Error:  5.471032809260058


#### Model Interpretation 

The final model was trained using optimal hyperparameters values and then evaluated using the MAE metric. Results show the model had a MAE of 5.47 which means each model prediction can by off about 5 persons.  

#### Export and test final model 

Export the trained model to a pickle file called `finalModel.pkl`.

In [10]:
pickle.dump(finalModel, open('finalModel.pkl', 'wb'))

Test the pickle file.

In [11]:
# Create Data Frame
data = pd.DataFrame({'day': [1.0], 'curr_time': [8.0],
     'curr_occ': [50.0], 'occ_24': [48.0], 'occ_week': [52.0],
     'occ_month': [54.0]})

# open file
file = open("finalModel.pkl", "rb")

# load trained model
trained_model = pickle.load(file)

# predict
prediction = trained_model.predict(data)
prediction

print("The model prediction states that", round(prediction[0]), "people will be present in the restaurant in 1 hour.")

The model prediction states that 29 people will be present in the restaurant in 1 hour.


### 1.2 Restaurant web-based application Development
To enable restaurant managers and chefs to make predictions, the model was incorporated into a Flask-based web application. This application was built in Python and deployed using the Flask framework.   

### 1.3 Localhost Deployment with Flask

Follow the below steps to deploy the ML model using Flask:
- Take a look at the `restaurant application` folder included in the restaurant occupancy prediction project.
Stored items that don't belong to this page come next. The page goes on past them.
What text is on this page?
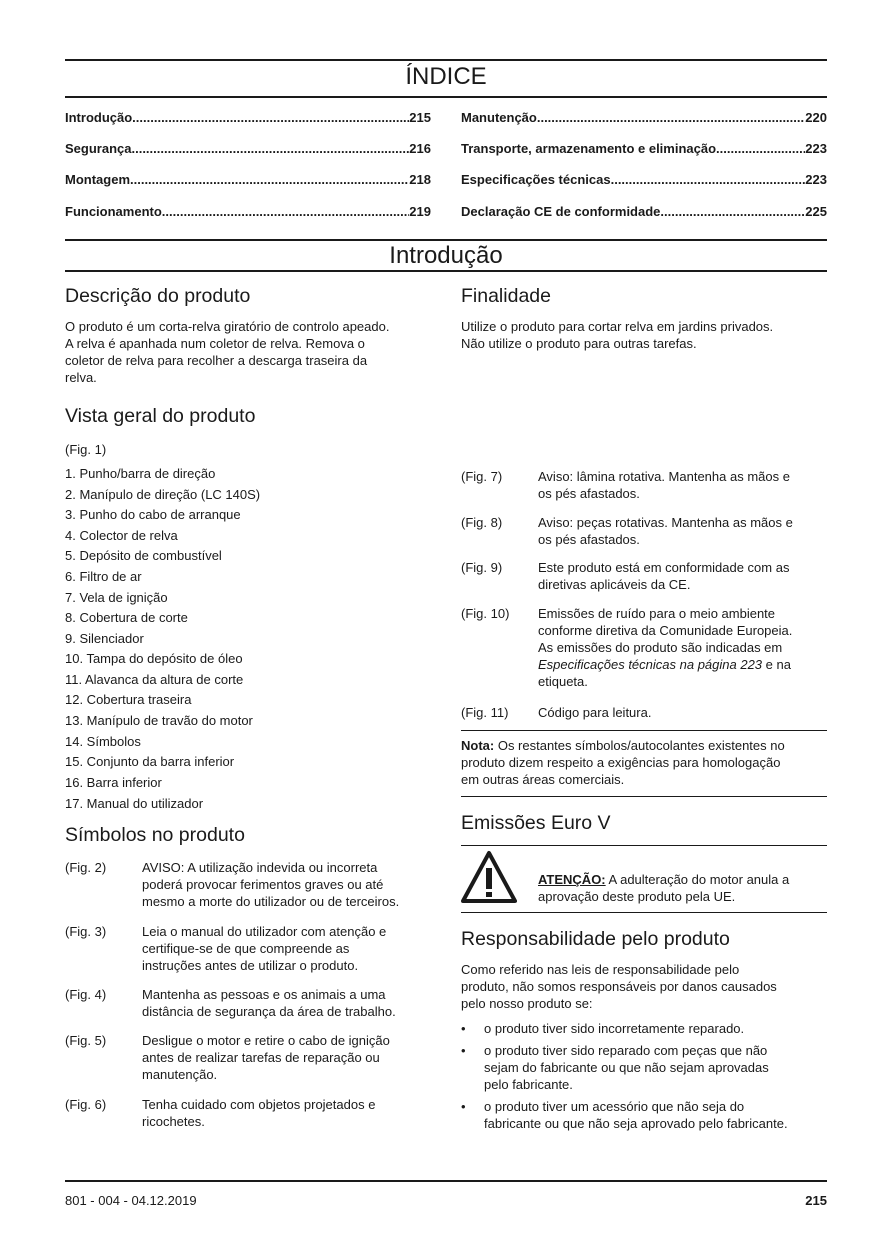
ÍNDICE
Introdução .....	215
Segurança .....	216
Montagem .....	218
Funcionamento .....	219
Manutenção .....	220
Transporte, armazenamento e eliminação .....	223
Especificações técnicas .....	223
Declaração CE de conformidade .....	225
Introdução
Descrição do produto
O produto é um corta-relva giratório de controlo apeado.
A relva é apanhada num coletor de relva. Remova o
coletor de relva para recolher a descarga traseira da
relva.
Vista geral do produto
(Fig. 1)
1. Punho/barra de direção
2. Manípulo de direção (LC 140S)
3. Punho do cabo de arranque
4. Colector de relva
5. Depósito de combustível
6. Filtro de ar
7. Vela de ignição
8. Cobertura de corte
9. Silenciador
10. Tampa do depósito de óleo
11. Alavanca da altura de corte
12. Cobertura traseira
13. Manípulo de travão do motor
14. Símbolos
15. Conjunto da barra inferior
16. Barra inferior
17. Manual do utilizador
Símbolos no produto
(Fig. 2)	AVISO: A utilização indevida ou incorreta
poderá provocar ferimentos graves ou até
mesmo a morte do utilizador ou de terceiros.
(Fig. 3)	Leia o manual do utilizador com atenção e
certifique-se de que compreende as
instruções antes de utilizar o produto.
(Fig. 4)	Mantenha as pessoas e os animais a uma
distância de segurança da área de trabalho.
(Fig. 5)	Desligue o motor e retire o cabo de ignição
antes de realizar tarefas de reparação ou
manutenção.
(Fig. 6)	Tenha cuidado com objetos projetados e
ricochetes.
Finalidade
Utilize o produto para cortar relva em jardins privados.
Não utilize o produto para outras tarefas.
(Fig. 7)	Aviso: lâmina rotativa. Mantenha as mãos e
os pés afastados.
(Fig. 8)	Aviso: peças rotativas. Mantenha as mãos e
os pés afastados.
(Fig. 9)	Este produto está em conformidade com as
diretivas aplicáveis da CE.
(Fig. 10) Emissões de ruído para o meio ambiente
conforme diretiva da Comunidade Europeia.
As emissões do produto são indicadas em
Especificações técnicas na página 223 e na
etiqueta.
(Fig. 11) Código para leitura.
Nota: Os restantes símbolos/autocolantes existentes no
produto dizem respeito a exigências para homologação
em outras áreas comerciais.
Emissões Euro V
ATENÇÃO: A adulteração do motor anula a
aprovação deste produto pela UE.
Responsabilidade pelo produto
Como referido nas leis de responsabilidade pelo
produto, não somos responsáveis por danos causados
pelo nosso produto se:
• o produto tiver sido incorretamente reparado.
• o produto tiver sido reparado com peças que não
sejam do fabricante ou que não sejam aprovadas
pelo fabricante.
• o produto tiver um acessório que não seja do
fabricante ou que não seja aprovado pelo fabricante.
801 - 004 - 04.12.2019	215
Replace the existing `finalModel.pkl` file with your own pickle file called `finalModel.pkl`.
- In your terminal/command prompt, navigate to the `restaurant_application` directory.
- Follow [these instructions](https://flask.palletsprojects.com/en/2.0.x/installation/#:~:text=Virtual%20environments¶) to create a virtual environment within the directory and to activate the environment. 
    - Note that you will only need to create a virtual environment once, but you will activate your virtual environment every time you work on or deploy the web application.
- Install the dependencies listed in `requirements.txt` within your virtual environment.
    - Note that you will only need to install the dependencies once.
- Check to be sure that your directory includes the following:
    - `application.py`
    - `finalModel.pkl`
    - `static`
        - `monday_curve_noisy.png`
        - `monday_curve.png`
        - `PredictionCurve.png`
        - `style.css` (webpage styling)
    - `templates`
        - `about.html` (html for 'about' view)
        - `base.html` (base html template for others to extend)
        - `cafeOccupancyPredictor.html` (html for 'project' view)
        - `predict.html` (html for prediction view)
    - `venv` (needed for localhost)
    - `requirements.txt` (not needed for local deployment)
- Execute the following commands in your terminal/command prompt in order to run the application (see [Run the Application](https://flask.palletsprojects.com/en/2.0.x/tutorial/factory/) section for help):
    - `<export/set> FLASK_ENV=development` (<Mac/Windows> commands)
    - `<export/set> FLASK_APP=application` (<Mac/Windows> commands)
    - `flask run`
- Visit the URL returned upon running the flask web application to see your predictive model in action.